GPU Acceleration¶

NumericalFunction supports GPU execution via Metal (macOS) and CUDA (Linux). The Python and C++ interfaces are identical to CPU -- GPU dispatch is fully encapsulated.

Usage¶

Pass the device parameter when creating a NumericalFunction:

import anvil as av

# Metal (macOS)
fn_metal = av.NumericalFunction(
    "my_fn", lambda x: x.square(),
    (av.Arg(1024, dtype=av.dtypes.float32),),
    device="METAL",
)

# CUDA
fn_cuda = av.NumericalFunction(
    "my_fn", lambda x: x.square(),
    (av.Arg(1024),),
    device="CUDA",
)

Calling and code generation work exactly the same as CPU:

import numpy as np
result = fn_metal(np.random.randn(1024).astype(np.float32))

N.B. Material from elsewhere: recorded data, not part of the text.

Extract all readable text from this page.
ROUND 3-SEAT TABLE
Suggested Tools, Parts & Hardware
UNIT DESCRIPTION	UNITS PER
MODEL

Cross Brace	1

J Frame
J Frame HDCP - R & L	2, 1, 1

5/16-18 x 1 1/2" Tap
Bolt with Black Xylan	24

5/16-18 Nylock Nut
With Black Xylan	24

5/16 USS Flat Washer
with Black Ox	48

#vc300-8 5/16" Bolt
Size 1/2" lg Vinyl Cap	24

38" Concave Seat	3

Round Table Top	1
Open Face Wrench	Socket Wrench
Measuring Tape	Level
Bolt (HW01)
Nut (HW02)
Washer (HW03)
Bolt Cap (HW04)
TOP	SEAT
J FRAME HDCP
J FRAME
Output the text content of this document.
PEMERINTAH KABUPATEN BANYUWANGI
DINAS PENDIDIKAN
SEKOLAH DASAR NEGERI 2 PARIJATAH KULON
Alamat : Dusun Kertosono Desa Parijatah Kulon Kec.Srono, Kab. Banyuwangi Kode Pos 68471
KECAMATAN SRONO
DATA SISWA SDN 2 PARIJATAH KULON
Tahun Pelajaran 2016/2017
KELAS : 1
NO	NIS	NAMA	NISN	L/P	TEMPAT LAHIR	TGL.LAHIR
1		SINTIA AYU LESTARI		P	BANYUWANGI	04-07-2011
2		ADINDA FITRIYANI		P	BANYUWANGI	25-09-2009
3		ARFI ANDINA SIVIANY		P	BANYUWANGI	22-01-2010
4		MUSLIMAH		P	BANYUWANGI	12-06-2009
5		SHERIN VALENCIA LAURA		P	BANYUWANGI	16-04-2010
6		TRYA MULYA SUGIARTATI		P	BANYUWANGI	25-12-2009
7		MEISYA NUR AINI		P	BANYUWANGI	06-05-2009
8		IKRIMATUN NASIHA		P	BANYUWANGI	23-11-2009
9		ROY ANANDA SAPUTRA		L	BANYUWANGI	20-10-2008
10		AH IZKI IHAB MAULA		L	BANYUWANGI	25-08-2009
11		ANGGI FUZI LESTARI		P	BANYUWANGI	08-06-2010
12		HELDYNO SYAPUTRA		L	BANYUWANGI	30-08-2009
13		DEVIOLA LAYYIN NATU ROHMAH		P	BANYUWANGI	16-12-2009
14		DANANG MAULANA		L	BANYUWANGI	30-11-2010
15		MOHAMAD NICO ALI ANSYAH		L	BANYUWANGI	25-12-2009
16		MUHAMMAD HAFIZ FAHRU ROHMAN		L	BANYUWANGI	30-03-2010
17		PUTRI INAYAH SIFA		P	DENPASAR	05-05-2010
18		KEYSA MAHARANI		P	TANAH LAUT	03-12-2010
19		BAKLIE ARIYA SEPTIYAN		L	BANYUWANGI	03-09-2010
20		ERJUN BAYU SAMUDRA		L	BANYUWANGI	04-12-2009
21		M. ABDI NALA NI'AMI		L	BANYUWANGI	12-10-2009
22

av.generate_module("gpu_module", [fn_metal])

Device constraints¶

Metal¶

• float32 only: Metal does not support float64. All Arg inputs and captured constants must use dtypes.float32.
• macOS only, requires Metal framework.

CUDA¶

• Supports both float32 and float64.
• Requires CUDA toolkit 12.0+ with nvcc and nvrtc.
• Architecture is auto-detected via nvidia-smi, falling back to sm_80.

Generated code¶

For GPU targets, generate_module produces a single .hpp file (instead of .hpp + .cpp) containing:

• GPU kernel source embedded as C++ raw string literals
• Host-side code for runtime kernel compilation (Metal newLibraryWithSource: / NVRTC)
• Buffer allocation on GPU and host-GPU data transfers
• The same init_ws() / call() interface as CPU

The call() function handles:

1. Copy inputs from host to GPU
2. Dispatch kernels
3. Synchronize
4. Copy outputs from GPU to host

Known limitations¶

• SQP with GPU: Not yet supported. The SQP loop runs on CPU; GPU NumericalFunction dependencies within SQP are planned.
• One GPU backend per module: All functions in a single module must use the same device. Mixed Metal + CUDA is not supported.
• Captured constants on Metal: Must be float32. The dtype validation only checks Arg inputs, not captured Tensor constants.